Well, it turns out that his running mate, Joe Biden, is even worse.

Based on calculations using Senate pay records posted by LegiStorm.com, a political transparency organization, between October 1, 2007 and March 31, 2008, Obama’s 28 male staffers divided among themselves total payroll expenditures of $1,523,120. Thus, Obama’s average male employee earned $54,397 on an annualized basis.

Obama’s 30 female employees split $1,354,580 among themselves, or $45,152, on average.

Among Obama’s top five highest-paid — and likely most senior — employees, one was female. Among his top 20, seven were women.

All told, for every dollar that Obama paid his average male staffer, his female counterpart made just 83 cents.

As for Biden, his 14 male staffers split a total payroll outlay of $1,077,128.40. So, Biden’s average male employee earned $76,937.74 per annum.

Biden’s 27 female employees divided $1,517,874.47, or $56,217.57, on average.

Among Biden’s top five highest-paid aides, one was a woman. Among the top 20, 11 were women.

All told, for every dollar that Biden paid his average male staffer, his female equivalent made only 73 cents.

This number is significant. Not only does Biden discount women by more than a quarter per dollar paid to men, on average.

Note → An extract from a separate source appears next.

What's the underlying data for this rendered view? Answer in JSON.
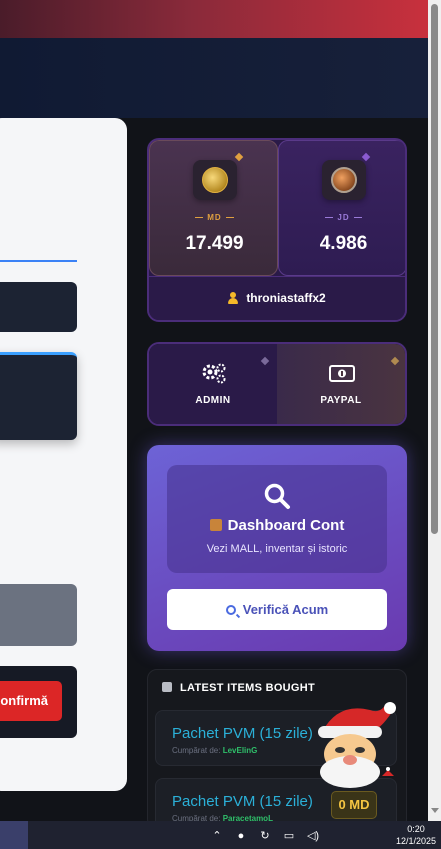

Biden collides into the standard by which his own campaign berates major companies for alleged pay discrimination.

Beneath the website banner “Fighting for Pay Equity,” Obama-Biden’s women’s issues page complains that, “Despite decades of progress, women still make only 77 cents for every dollar a man makes. A recent study estimates it will take another 47 years for women to close the wage gap with men at Fortune 500 corporate offices.”

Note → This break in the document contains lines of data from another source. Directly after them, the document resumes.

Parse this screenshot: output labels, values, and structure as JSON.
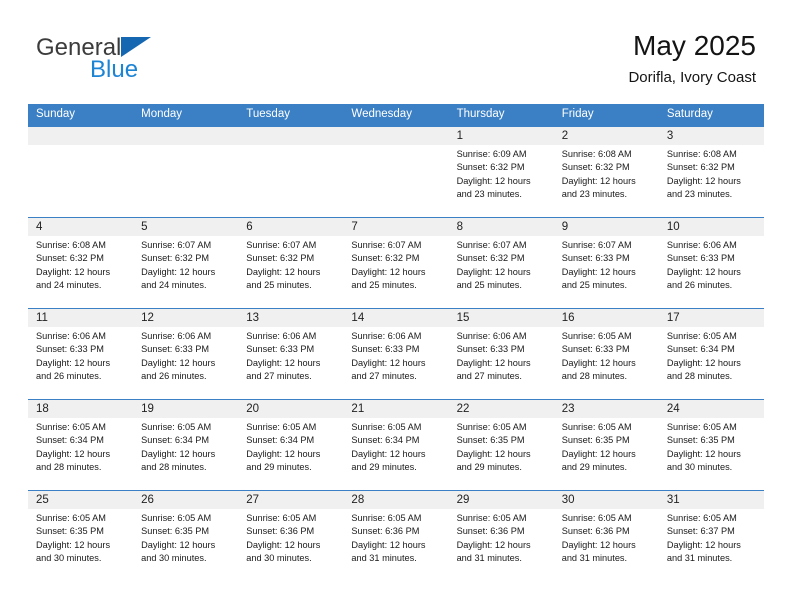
{
  "brand": {
    "line1": "General",
    "line2": "Blue",
    "logo_icon": "triangle-logo-icon"
  },
  "header": {
    "title": "May 2025",
    "subtitle": "Dorifla, Ivory Coast"
  },
  "theme": {
    "header_blue": "#3b7fc4",
    "brand_blue": "#1d84d4",
    "logo_blue": "#1667b1",
    "daynum_band": "#f0f0f0"
  },
  "weekdays": [
    "Sunday",
    "Monday",
    "Tuesday",
    "Wednesday",
    "Thursday",
    "Friday",
    "Saturday"
  ],
  "weeks": [
    [
      {
        "day": "",
        "empty": true
      },
      {
        "day": "",
        "empty": true
      },
      {
        "day": "",
        "empty": true
      },
      {
        "day": "",
        "empty": true
      },
      {
        "day": "1",
        "sunrise": "Sunrise: 6:09 AM",
        "sunset": "Sunset: 6:32 PM",
        "daylight1": "Daylight: 12 hours",
        "daylight2": "and 23 minutes."
      },
      {
        "day": "2",
        "sunrise": "Sunrise: 6:08 AM",
        "sunset": "Sunset: 6:32 PM",
        "daylight1": "Daylight: 12 hours",
        "daylight2": "and 23 minutes."
      },
      {
        "day": "3",
        "sunrise": "Sunrise: 6:08 AM",
        "sunset": "Sunset: 6:32 PM",
        "daylight1": "Daylight: 12 hours",
        "daylight2": "and 23 minutes."
      }
    ],
    [
      {
        "day": "4",
        "sunrise": "Sunrise: 6:08 AM",
        "sunset": "Sunset: 6:32 PM",
        "daylight1": "Daylight: 12 hours",
        "daylight2": "and 24 minutes."
      },
      {
        "day": "5",
        "sunrise": "Sunrise: 6:07 AM",
        "sunset": "Sunset: 6:32 PM",
        "daylight1": "Daylight: 12 hours",
        "daylight2": "and 24 minutes."
      },
      {
        "day": "6",
        "sunrise": "Sunrise: 6:07 AM",
        "sunset": "Sunset: 6:32 PM",
        "daylight1": "Daylight: 12 hours",
        "daylight2": "and 25 minutes."
      },
      {
        "day": "7",
        "sunrise": "Sunrise: 6:07 AM",
        "sunset": "Sunset: 6:32 PM",
        "daylight1": "Daylight: 12 hours",
        "daylight2": "and 25 minutes."
      },
      {
        "day": "8",
        "sunrise": "Sunrise: 6:07 AM",
        "sunset": "Sunset: 6:32 PM",
        "daylight1": "Daylight: 12 hours",
        "daylight2": "and 25 minutes."
      },
      {
        "day": "9",
        "sunrise": "Sunrise: 6:07 AM",
        "sunset": "Sunset: 6:33 PM",
        "daylight1": "Daylight: 12 hours",
        "daylight2": "and 25 minutes."
      },
      {
        "day": "10",
        "sunrise": "Sunrise: 6:06 AM",
        "sunset": "Sunset: 6:33 PM",
        "daylight1": "Daylight: 12 hours",
        "daylight2": "and 26 minutes."
      }
    ],
    [
      {
        "day": "11",
        "sunrise": "Sunrise: 6:06 AM",
        "sunset": "Sunset: 6:33 PM",
        "daylight1": "Daylight: 12 hours",
        "daylight2": "and 26 minutes."
      },
      {
        "day": "12",
        "sunrise": "Sunrise: 6:06 AM",
        "sunset": "Sunset: 6:33 PM",
        "daylight1": "Daylight: 12 hours",
        "daylight2": "and 26 minutes."
      },
      {
        "day": "13",
        "sunrise": "Sunrise: 6:06 AM",
        "sunset": "Sunset: 6:33 PM",
        "daylight1": "Daylight: 12 hours",
        "daylight2": "and 27 minutes."
      },
      {
        "day": "14",
        "sunrise": "Sunrise: 6:06 AM",
        "sunset": "Sunset: 6:33 PM",
        "daylight1": "Daylight: 12 hours",
        "daylight2": "and 27 minutes."
      },
      {
        "day": "15",
        "sunrise": "Sunrise: 6:06 AM",
        "sunset": "Sunset: 6:33 PM",
        "daylight1": "Daylight: 12 hours",
        "daylight2": "and 27 minutes."
      },
      {
        "day": "16",
        "sunrise": "Sunrise: 6:05 AM",
        "sunset": "Sunset: 6:33 PM",
        "daylight1": "Daylight: 12 hours",
        "daylight2": "and 28 minutes."
      },
      {
        "day": "17",
        "sunrise": "Sunrise: 6:05 AM",
        "sunset": "Sunset: 6:34 PM",
        "daylight1": "Daylight: 12 hours",
        "daylight2": "and 28 minutes."
      }
    ],
    [
      {
        "day": "18",
        "sunrise": "Sunrise: 6:05 AM",
        "sunset": "Sunset: 6:34 PM",
        "daylight1": "Daylight: 12 hours",
        "daylight2": "and 28 minutes."
      },
      {
        "day": "19",
        "sunrise": "Sunrise: 6:05 AM",
        "sunset": "Sunset: 6:34 PM",
        "daylight1": "Daylight: 12 hours",
        "daylight2": "and 28 minutes."
      },
      {
        "day": "20",
        "sunrise": "Sunrise: 6:05 AM",
        "sunset": "Sunset: 6:34 PM",
        "daylight1": "Daylight: 12 hours",
        "daylight2": "and 29 minutes."
      },
      {
        "day": "21",
        "sunrise": "Sunrise: 6:05 AM",
        "sunset": "Sunset: 6:34 PM",
        "daylight1": "Daylight: 12 hours",
        "daylight2": "and 29 minutes."
      },
      {
        "day": "22",
        "sunrise": "Sunrise: 6:05 AM",
        "sunset": "Sunset: 6:35 PM",
        "daylight1": "Daylight: 12 hours",
        "daylight2": "and 29 minutes."
      },
      {
        "day": "23",
        "sunrise": "Sunrise: 6:05 AM",
        "sunset": "Sunset: 6:35 PM",
        "daylight1": "Daylight: 12 hours",
        "daylight2": "and 29 minutes."
      },
      {
        "day": "24",
        "sunrise": "Sunrise: 6:05 AM",
        "sunset": "Sunset: 6:35 PM",
        "daylight1": "Daylight: 12 hours",
        "daylight2": "and 30 minutes."
      }
    ],
    [
      {
        "day": "25",
        "sunrise": "Sunrise: 6:05 AM",
        "sunset": "Sunset: 6:35 PM",
        "daylight1": "Daylight: 12 hours",
        "daylight2": "and 30 minutes."
      },
      {
        "day": "26",
        "sunrise": "Sunrise: 6:05 AM",
        "sunset": "Sunset: 6:35 PM",
        "daylight1": "Daylight: 12 hours",
        "daylight2": "and 30 minutes."
      },
      {
        "day": "27",
        "sunrise": "Sunrise: 6:05 AM",
        "sunset": "Sunset: 6:36 PM",
        "daylight1": "Daylight: 12 hours",
        "daylight2": "and 30 minutes."
      },
      {
        "day": "28",
        "sunrise": "Sunrise: 6:05 AM",
        "sunset": "Sunset: 6:36 PM",
        "daylight1": "Daylight: 12 hours",
        "daylight2": "and 31 minutes."
      },
      {
        "day": "29",
        "sunrise": "Sunrise: 6:05 AM",
        "sunset": "Sunset: 6:36 PM",
        "daylight1": "Daylight: 12 hours",
        "daylight2": "and 31 minutes."
      },
      {
        "day": "30",
        "sunrise": "Sunrise: 6:05 AM",
        "sunset": "Sunset: 6:36 PM",
        "daylight1": "Daylight: 12 hours",
        "daylight2": "and 31 minutes."
      },
      {
        "day": "31",
        "sunrise": "Sunrise: 6:05 AM",
        "sunset": "Sunset: 6:37 PM",
        "daylight1": "Daylight: 12 hours",
        "daylight2": "and 31 minutes."
      }
    ]
  ]
}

Biden actually pays his average female employees four cents less than the level that triggers outrage on his own campaign’s website!

Nevertheless, Obama and Biden have the gall to go after McCain on this topic. The Democrats Monday launched an ad in Ohio in which Lilly Ledbetter, a Supreme Court litigant on pay equity, attacks McCain because he “opposed a law to give women equal pay for equal work. And he dismissed the wage gap, saying women just need education and training.”

McCain told the Associated Press last April 23: “I am all in favor of pay equity for women, but this kind of legislation, as is typical of what’s being proposed by my friends on the other side of the aisle, opens us up to lawsuits for all kinds of problems…This is government playing a much, much greater role in the business of a private-enterprise system.”

Far more important is that McCain actually follows Obama and Biden’s gospel on this issue, almost to a fault.

McCain’s 17 male staffers split $916,914, thus averaging $53,936. His 25 female employees divided $1,396,958 and averaged $55,878.

On average, these figures show, women in John McCain’s Senate office make $1.04 for every dollar a man makes — a full 31 cents higher than Biden pays. (For detailed figures see this chart. I outline my methodology in my previous piece.)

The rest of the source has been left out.